Merging Limitations: Uniform merging performs poorly, suggesting that mode connectivity (the assumption that models lie on a low-loss path) breaks down when models are fine-tuned on disjoint, diverse tasks. Even SGD-optimized merging underperforms ensembling.

B. The Superiority of Routing

Routing is Necessary: Input-dependent routing (SGD-optimized) consistently outperforms both merging and ensembling. It nearly closes the gap with the Oracle baseline.
Flexibility: Routing allows the model to dynamically select or weight experts based on the specific input, effectively handling the lack of mode connectivity in multi-task settings.
Robustness: Unlike the Arrow baseline, which relies heavily on selecting a specific top- $k$ subset of experts, SGD-optimized routing is robust to the number of selected experts and assigns more stable, well-calibrated weights.

C. Expert Selection and Efficiency

Clustering (MBC): Reducing 256 experts to 10 via clustering improves performance in ensembling and merging (by reducing noise) but slightly hurts Arrow-based routing (which benefits from fine-grained selection).
Hierarchical Clustering: A method that merges experts within clusters without retraining (using SGD) offers a practical alternative. While it doesn't match the performance of retrained MBC experts, it significantly outperforms standard merging.
Diminishing Returns: Experiments show that using only ~60% of the experts (150/256) is sufficient to recover near-optimal performance, suggesting that expert refactoring can drastically reduce computational overhead without sacrificing accuracy.

4. Results Summary

Based on Figure 2 and the text:

Best Performance: SGD-optimized Routing achieves the lowest loss among all non-Oracle methods.
Runner Up: Uniform Ensembling is competitive but computationally expensive.
Merging: Both Uniform and SGD-optimized merging underperform ensembling, confirming that simple parameter averaging is insufficient for diverse multi-task LoRA experts.
Oracle: Remains the upper bound, but the gap between Routing and Oracle is small.

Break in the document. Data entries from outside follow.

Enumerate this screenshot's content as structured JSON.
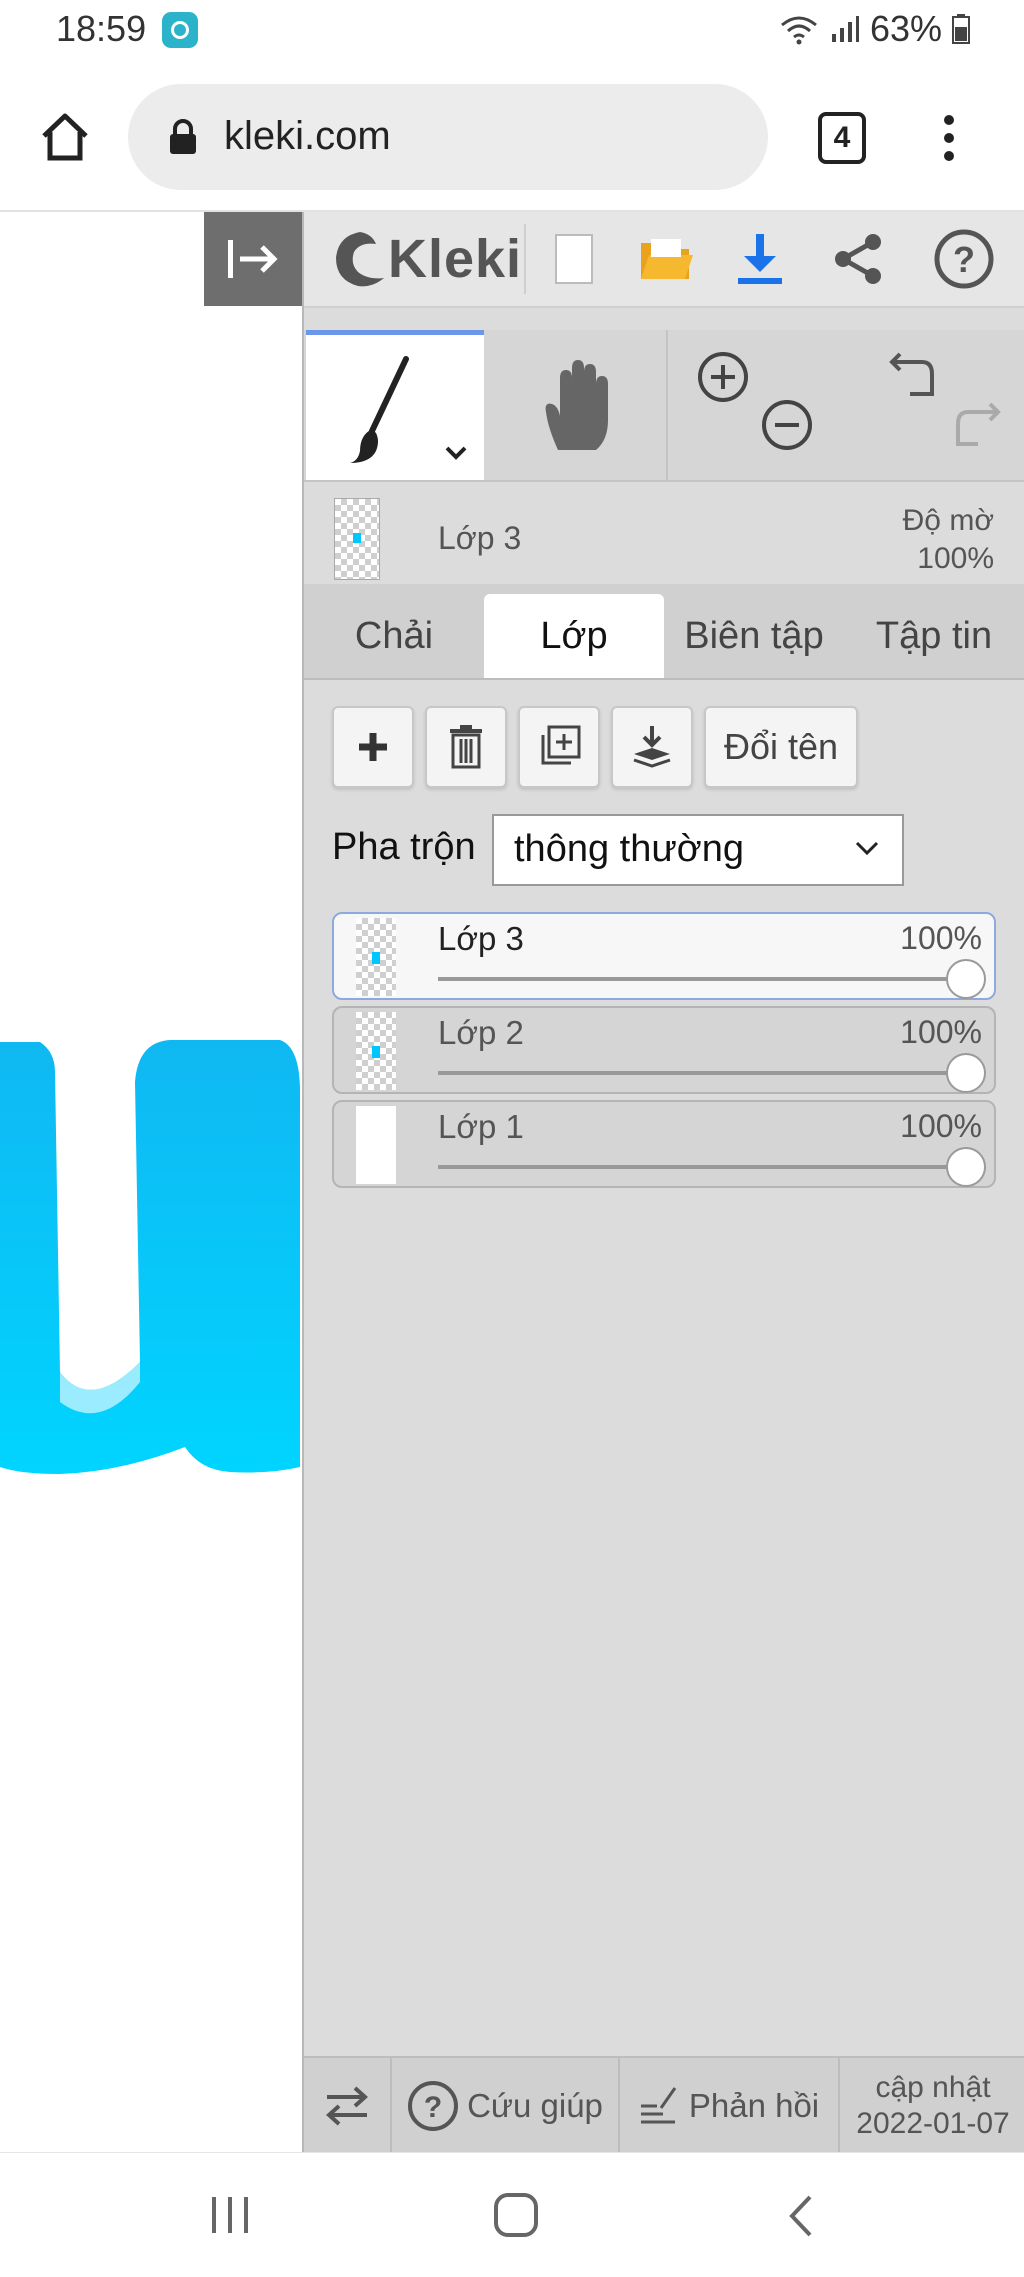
{
  "status_bar": {
    "time": "18:59",
    "battery": "63%"
  },
  "browser": {
    "url": "kleki.com",
    "tab_count": "4"
  },
  "app": {
    "logo_text": "Kleki"
  },
  "layer_preview": {
    "name": "Lớp 3",
    "opacity_label": "Độ mờ",
    "opacity_value": "100%"
  },
  "tabs": [
    {
      "label": "Chải",
      "active": false
    },
    {
      "label": "Lớp",
      "active": true
    },
    {
      "label": "Biên tập",
      "active": false
    },
    {
      "label": "Tập tin",
      "active": false
    }
  ],
  "layer_buttons": {
    "rename": "Đổi tên"
  },
  "blend": {
    "label": "Pha trộn",
    "value": "thông thường"
  },
  "layers": [
    {
      "name": "Lớp 3",
      "opacity": "100%",
      "selected": true
    },
    {
      "name": "Lớp 2",
      "opacity": "100%",
      "selected": false
    },
    {
      "name": "Lớp 1",
      "opacity": "100%",
      "selected": false
    }
  ],
  "footer": {
    "help": "Cứu giúp",
    "feedback": "Phản hồi",
    "update_label": "cập nhật",
    "update_date": "2022-01-07"
  },
  "colors": {
    "accent": "#1a73e8",
    "brush_stroke": "#00c6ff",
    "panel_bg": "#dcdcdc",
    "folder": "#f5b82e"
  },
  "icons": [
    "home-icon",
    "lock-icon",
    "tabs-icon",
    "more-icon",
    "collapse-panel-icon",
    "kleki-logo-icon",
    "new-file-icon",
    "open-folder-icon",
    "download-icon",
    "share-icon",
    "help-icon",
    "brush-icon",
    "hand-icon",
    "zoom-in-icon",
    "zoom-out-icon",
    "undo-icon",
    "redo-icon",
    "add-layer-icon",
    "delete-layer-icon",
    "duplicate-layer-icon",
    "merge-down-icon",
    "swap-icon",
    "feedback-icon",
    "recents-icon",
    "home-nav-icon",
    "back-icon"
  ]
}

5. Significance and Implications

Theoretical Insight: The paper challenges the universality of the mode connectivity hypothesis in multi-task learning, demonstrating that while models may be connected in single-task settings, diverse task fine-tuning creates barriers that simple merging cannot cross.
Practical Guidance:
- For maximum performance with moderate compute: Use Routing (specifically SGD-optimized).
- For inference efficiency where training cost is less of a concern: Use Distilled Ensembles.
- For low-resource inference: Use Uniform Merging only if the tasks are highly similar; otherwise, it is inferior to ensembling.
Scalability: The findings suggest that large libraries of experts can be pruned or clustered (e.g., from 256 to 10-15) without significant performance loss, making multi-task LLM deployment more feasible.

In conclusion, the paper establishes that input-dependent routing is the most effective strategy for fusing parameter-efficient experts in a task-agnostic setting, offering a superior balance of performance and flexibility compared to static merging or expensive ensembling.